Teacher Stories
Once a Teacher, Always a Teacher
When people ask what I do, my gut response is to say I’m a former fourth grade teacher. While this is true, a more accurate response would be that I’m a curriculum alignment specialist at BrainPOP. Now, I get to play with the pieces that go into meaningful learning, like essential skills and concepts, high-interest topics, and playful ways for students to show what they know. Through designing supporting resources and lessons, I want to take some of the stress out of planning—a feeling I know all too well.
Even though I no longer spend hours crafting anchor charts and practicing the delicate art of student seating arrangements (a symphony if done well; a minefield if not), I feel like I left a big part of myself in the classroom, along with a small library of books and my favorite rain boots! I’m still finding Expo markers in the pockets of my cardigans.
For a million reasons, I can’t let go of the hours I spent with my students. My classroom was my command center—the place where one moment their brilliant breakthroughs would leave me covered in goosebumps, and the next I’d be reminding those same kids not to lick tables.
As a teacher, my day began before I was fully awake. With eyes clamped shut, hoping for more sleep, I’d compile a mental to-do list. It looked something like this:
- Pick up tissues on the way to school
- Rearrange desks before kids arrive; separate Maggie and Zach*
- Input scores from yesterday’s math test before data meeting
- Label Kristy’s locker for the fourth time this month (she says the name tag keeps falling off, but I saw her peel and pocket it)
- Email music teacher a list of students in height order for the concert recital (first, figure out height order)
- Put morning work on Nikki’s desk for her to distribute when she arrives 45 minutes early
At this point, my eyes would snap open with the realization that I’d actually forgotten to photocopy the morning work. Rumpled but determined, I’d zip to school, packed lunch forgotten on the counter.
My blood pressure most definitely does not benefit from reliving these moments, which is one of the many reasons my new job is a great fit for me. I can think of no better inspiration for crafting targeted teacher support resources than reminiscing about what would have served my students and me during my classroom days. During those time-pressured mornings, how great would it have been to pull out a BrainPOP activity that is explicitly crafted to target the same essential skills and concepts that my not yet photocopied “do-now” activities covered?
Back to my typical school day… After climbing five flights of stairs to my classroom, because the elevator was still broken, I’d flip on the light and move the garbage can off the rug.
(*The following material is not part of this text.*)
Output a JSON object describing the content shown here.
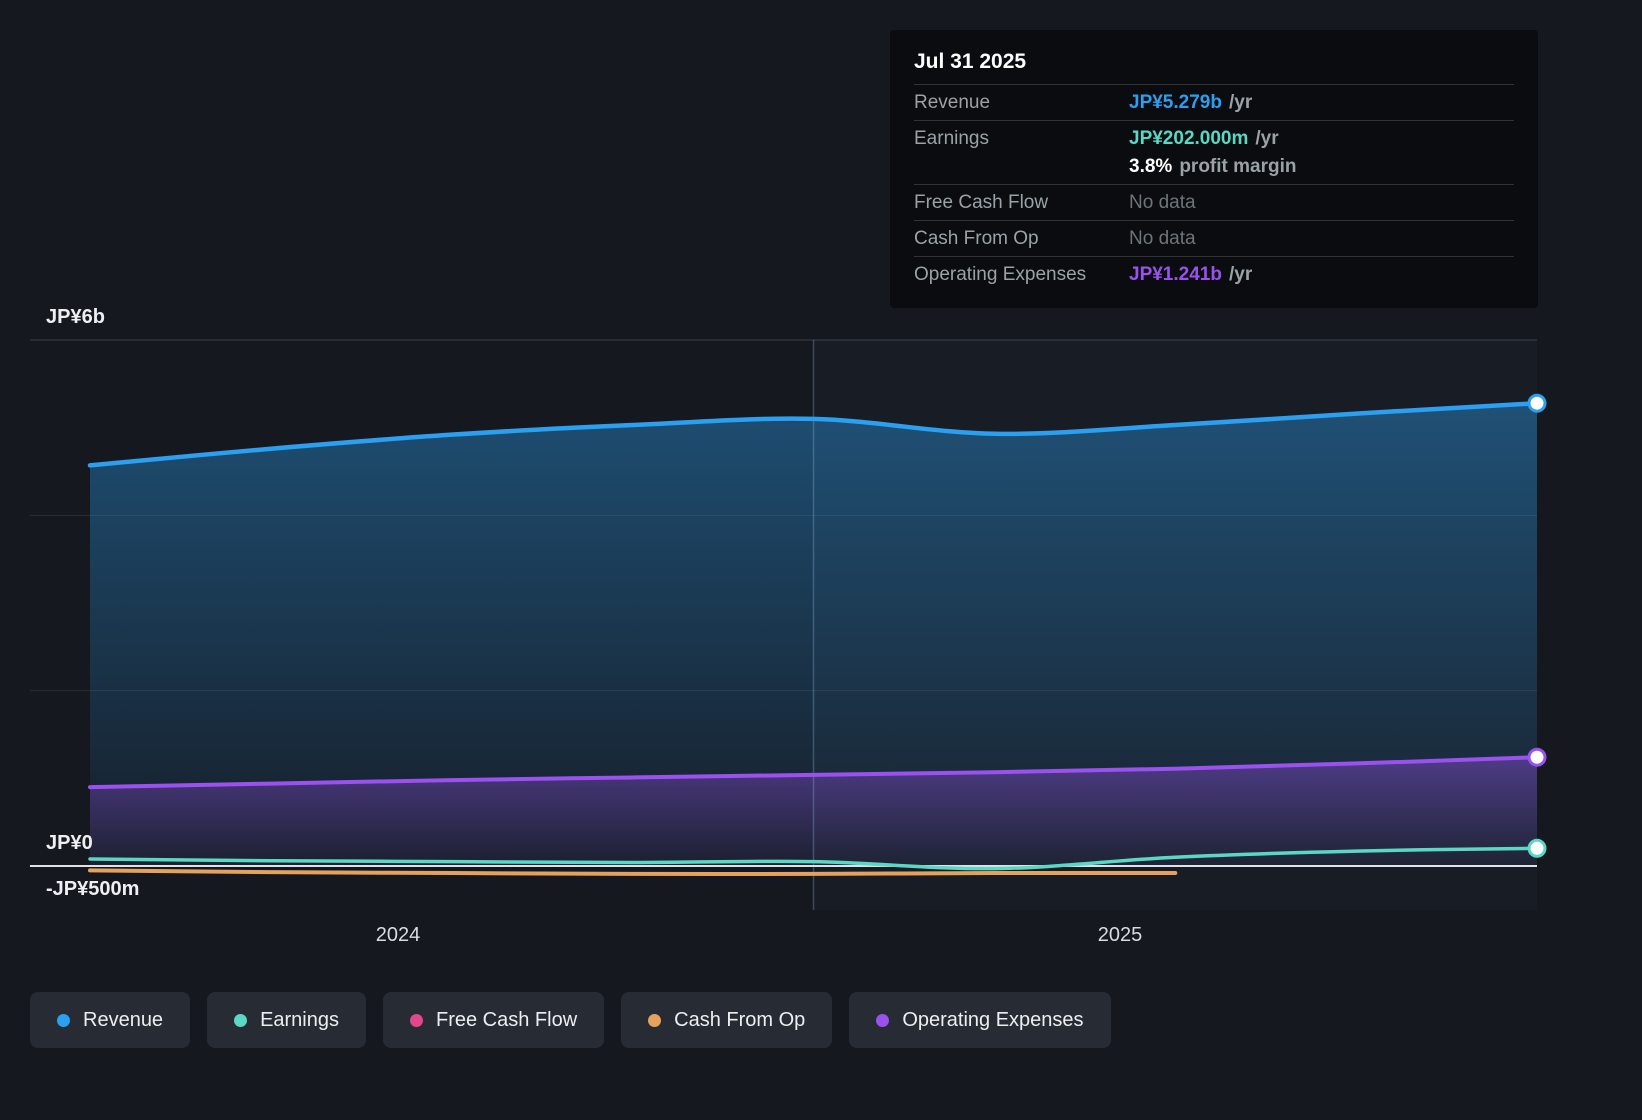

There had been a leak in the ceiling—no one likes a wet carpet! Then, I’d race down the hallway to stake my claim at the copy machine.
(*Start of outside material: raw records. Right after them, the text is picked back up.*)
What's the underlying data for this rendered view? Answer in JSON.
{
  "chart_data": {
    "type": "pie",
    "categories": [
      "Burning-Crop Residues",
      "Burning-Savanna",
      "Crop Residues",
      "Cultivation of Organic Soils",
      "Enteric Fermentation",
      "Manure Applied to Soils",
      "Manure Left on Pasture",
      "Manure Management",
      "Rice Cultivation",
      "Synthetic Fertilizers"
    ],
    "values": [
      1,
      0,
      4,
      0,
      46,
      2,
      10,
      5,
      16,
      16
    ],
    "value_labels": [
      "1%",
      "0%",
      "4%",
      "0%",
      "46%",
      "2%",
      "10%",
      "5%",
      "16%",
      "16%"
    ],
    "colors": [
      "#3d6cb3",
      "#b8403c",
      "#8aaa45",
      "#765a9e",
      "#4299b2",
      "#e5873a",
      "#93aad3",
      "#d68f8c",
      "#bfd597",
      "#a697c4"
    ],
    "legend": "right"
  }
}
And this was the quiet part of my day, the last moments when I could hear my own constantly racing thoughts. Once the kids arrived, the hours would become a whirlwind of transitioning from desks to rug spots and back again. I was a one-woman support line, fielding comments like, “I don’t get it,” “No, I really do have to ‘go’ this time!” and “Do we have any tissues?” (I knew I forgot something!) We’d spend hours learning long division through mistaken calculations that turned into “aha!” moments. Before I knew it, the kids had been picked up or scattered among their after-school classes, and I’d be left to survey the room, once again quiet—albeit with a few new, mysteriously sticky surfaces.
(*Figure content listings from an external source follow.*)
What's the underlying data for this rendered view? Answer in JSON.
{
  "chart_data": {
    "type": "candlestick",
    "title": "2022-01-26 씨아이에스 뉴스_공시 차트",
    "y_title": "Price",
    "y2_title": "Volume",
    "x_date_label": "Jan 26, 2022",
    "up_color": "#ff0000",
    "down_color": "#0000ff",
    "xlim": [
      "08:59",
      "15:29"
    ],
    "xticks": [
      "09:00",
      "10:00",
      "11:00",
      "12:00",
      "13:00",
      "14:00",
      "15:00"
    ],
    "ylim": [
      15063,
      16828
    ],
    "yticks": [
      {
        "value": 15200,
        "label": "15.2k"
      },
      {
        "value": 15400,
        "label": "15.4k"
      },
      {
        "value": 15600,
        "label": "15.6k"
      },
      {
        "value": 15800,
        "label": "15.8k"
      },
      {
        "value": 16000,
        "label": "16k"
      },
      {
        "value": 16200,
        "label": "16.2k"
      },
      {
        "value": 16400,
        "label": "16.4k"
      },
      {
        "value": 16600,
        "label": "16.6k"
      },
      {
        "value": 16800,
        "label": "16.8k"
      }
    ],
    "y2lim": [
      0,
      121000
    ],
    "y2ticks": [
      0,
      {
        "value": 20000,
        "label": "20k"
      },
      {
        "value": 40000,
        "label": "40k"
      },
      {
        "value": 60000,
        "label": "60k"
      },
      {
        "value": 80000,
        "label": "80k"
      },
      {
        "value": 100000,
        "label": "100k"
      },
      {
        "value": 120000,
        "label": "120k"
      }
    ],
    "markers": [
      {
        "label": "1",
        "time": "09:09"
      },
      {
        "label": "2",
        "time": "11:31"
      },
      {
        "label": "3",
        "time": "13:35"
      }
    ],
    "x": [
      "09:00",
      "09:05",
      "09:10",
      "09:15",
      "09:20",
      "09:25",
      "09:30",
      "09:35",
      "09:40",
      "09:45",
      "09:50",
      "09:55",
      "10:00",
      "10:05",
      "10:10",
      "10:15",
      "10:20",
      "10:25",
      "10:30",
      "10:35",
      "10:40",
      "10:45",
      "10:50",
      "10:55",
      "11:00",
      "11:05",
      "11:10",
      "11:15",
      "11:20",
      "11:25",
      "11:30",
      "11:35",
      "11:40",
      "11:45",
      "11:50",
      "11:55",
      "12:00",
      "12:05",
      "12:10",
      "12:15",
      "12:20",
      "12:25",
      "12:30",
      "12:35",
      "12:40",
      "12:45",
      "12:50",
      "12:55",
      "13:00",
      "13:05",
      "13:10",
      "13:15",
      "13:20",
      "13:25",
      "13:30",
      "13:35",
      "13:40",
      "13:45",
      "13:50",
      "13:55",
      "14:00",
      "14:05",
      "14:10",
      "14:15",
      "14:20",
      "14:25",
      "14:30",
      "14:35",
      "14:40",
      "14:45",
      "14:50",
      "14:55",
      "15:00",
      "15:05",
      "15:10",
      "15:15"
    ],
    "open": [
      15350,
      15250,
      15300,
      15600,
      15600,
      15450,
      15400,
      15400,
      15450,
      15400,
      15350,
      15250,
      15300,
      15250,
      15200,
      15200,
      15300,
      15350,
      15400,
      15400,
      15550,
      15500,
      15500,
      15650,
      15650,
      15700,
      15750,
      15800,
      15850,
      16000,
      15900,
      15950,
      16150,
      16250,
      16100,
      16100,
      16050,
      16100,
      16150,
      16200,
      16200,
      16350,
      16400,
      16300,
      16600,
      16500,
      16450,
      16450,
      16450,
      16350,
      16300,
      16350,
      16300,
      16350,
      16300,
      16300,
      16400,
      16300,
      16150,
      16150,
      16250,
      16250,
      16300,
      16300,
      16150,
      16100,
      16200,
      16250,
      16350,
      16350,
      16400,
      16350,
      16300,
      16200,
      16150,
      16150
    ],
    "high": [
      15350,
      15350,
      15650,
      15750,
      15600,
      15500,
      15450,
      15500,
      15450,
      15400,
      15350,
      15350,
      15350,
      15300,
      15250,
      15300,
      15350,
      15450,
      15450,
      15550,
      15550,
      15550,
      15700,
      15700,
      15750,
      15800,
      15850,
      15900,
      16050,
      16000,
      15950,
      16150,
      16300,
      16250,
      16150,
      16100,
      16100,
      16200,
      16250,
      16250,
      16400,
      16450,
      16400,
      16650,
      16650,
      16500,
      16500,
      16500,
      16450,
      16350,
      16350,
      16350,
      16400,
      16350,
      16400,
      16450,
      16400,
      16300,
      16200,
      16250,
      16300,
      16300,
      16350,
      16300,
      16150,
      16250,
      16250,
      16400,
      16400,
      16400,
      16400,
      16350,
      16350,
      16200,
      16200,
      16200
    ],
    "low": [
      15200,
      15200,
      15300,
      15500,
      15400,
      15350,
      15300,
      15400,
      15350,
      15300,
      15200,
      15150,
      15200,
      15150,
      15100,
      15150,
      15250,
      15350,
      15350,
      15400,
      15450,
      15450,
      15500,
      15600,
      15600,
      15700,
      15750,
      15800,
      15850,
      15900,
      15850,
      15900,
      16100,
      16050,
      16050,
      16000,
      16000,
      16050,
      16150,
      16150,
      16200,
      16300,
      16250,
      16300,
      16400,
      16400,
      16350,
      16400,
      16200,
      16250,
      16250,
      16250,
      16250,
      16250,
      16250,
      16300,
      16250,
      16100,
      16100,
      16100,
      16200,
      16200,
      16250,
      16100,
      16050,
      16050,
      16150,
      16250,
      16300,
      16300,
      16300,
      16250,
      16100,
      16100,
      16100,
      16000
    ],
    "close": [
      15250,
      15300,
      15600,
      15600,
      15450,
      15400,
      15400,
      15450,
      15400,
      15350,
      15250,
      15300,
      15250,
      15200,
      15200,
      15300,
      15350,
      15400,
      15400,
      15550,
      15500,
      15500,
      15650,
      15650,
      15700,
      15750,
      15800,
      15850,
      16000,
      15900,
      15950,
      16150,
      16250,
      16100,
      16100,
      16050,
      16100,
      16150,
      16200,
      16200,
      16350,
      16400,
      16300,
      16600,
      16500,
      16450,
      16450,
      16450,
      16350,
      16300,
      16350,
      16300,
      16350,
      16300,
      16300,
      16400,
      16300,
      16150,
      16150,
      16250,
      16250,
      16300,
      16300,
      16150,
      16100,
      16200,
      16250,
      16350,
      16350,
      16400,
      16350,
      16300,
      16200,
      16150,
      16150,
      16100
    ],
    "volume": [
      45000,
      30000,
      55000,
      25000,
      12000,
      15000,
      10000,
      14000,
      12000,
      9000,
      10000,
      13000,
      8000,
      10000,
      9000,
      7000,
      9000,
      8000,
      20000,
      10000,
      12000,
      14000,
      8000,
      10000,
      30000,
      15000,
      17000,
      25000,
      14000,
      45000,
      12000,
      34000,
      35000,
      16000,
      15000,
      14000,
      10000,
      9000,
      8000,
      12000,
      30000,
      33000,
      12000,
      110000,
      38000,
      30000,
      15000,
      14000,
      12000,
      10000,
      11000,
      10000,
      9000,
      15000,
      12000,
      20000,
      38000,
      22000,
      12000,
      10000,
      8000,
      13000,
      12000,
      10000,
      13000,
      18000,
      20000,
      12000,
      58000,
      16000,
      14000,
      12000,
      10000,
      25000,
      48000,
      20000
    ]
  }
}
My hands dotted with markers, three pencils tucked into my messy ponytail, and a random sticky note stuck to my shoulder, I’d find myself chuckling about something Elizabeth said as she waved goodbye, or the snacktime discussion I’d eavesdropped on about the ins and outs of TikTok stardom, or the moment I’d caught Jonathan dancing by himself before reentering the art room. I cling to these snapshots of days gone by even more now that I’ve had the time to think about them.
All of my work at BrainPOP emerges from the mosaic of small moments and minor catastrophes that made up my life as an educator. Whether I’m thinking about how to craft a lesson that would have excited my students (and spared me hours of planning), or rephrasing a discussion prompt a hundred times to get at a specific skill or idea, I put myself back in my sole-scuffed, paint-splattered teacher shoes. I’ve walked a mile in them. Though different schools can feel like different planets, I know exactly what I wish I’d had as a teacher to lift even a crumb off my magically refilling plate of responsibilities. Now, I want to give that to you.
*All student names in this article have been changed to protect their privacy.
Rachel Eisenman is a senior curriculum specialist at BrainPOP. A former English major, she is an obsessive reader and a genuinely curious lifelong learner.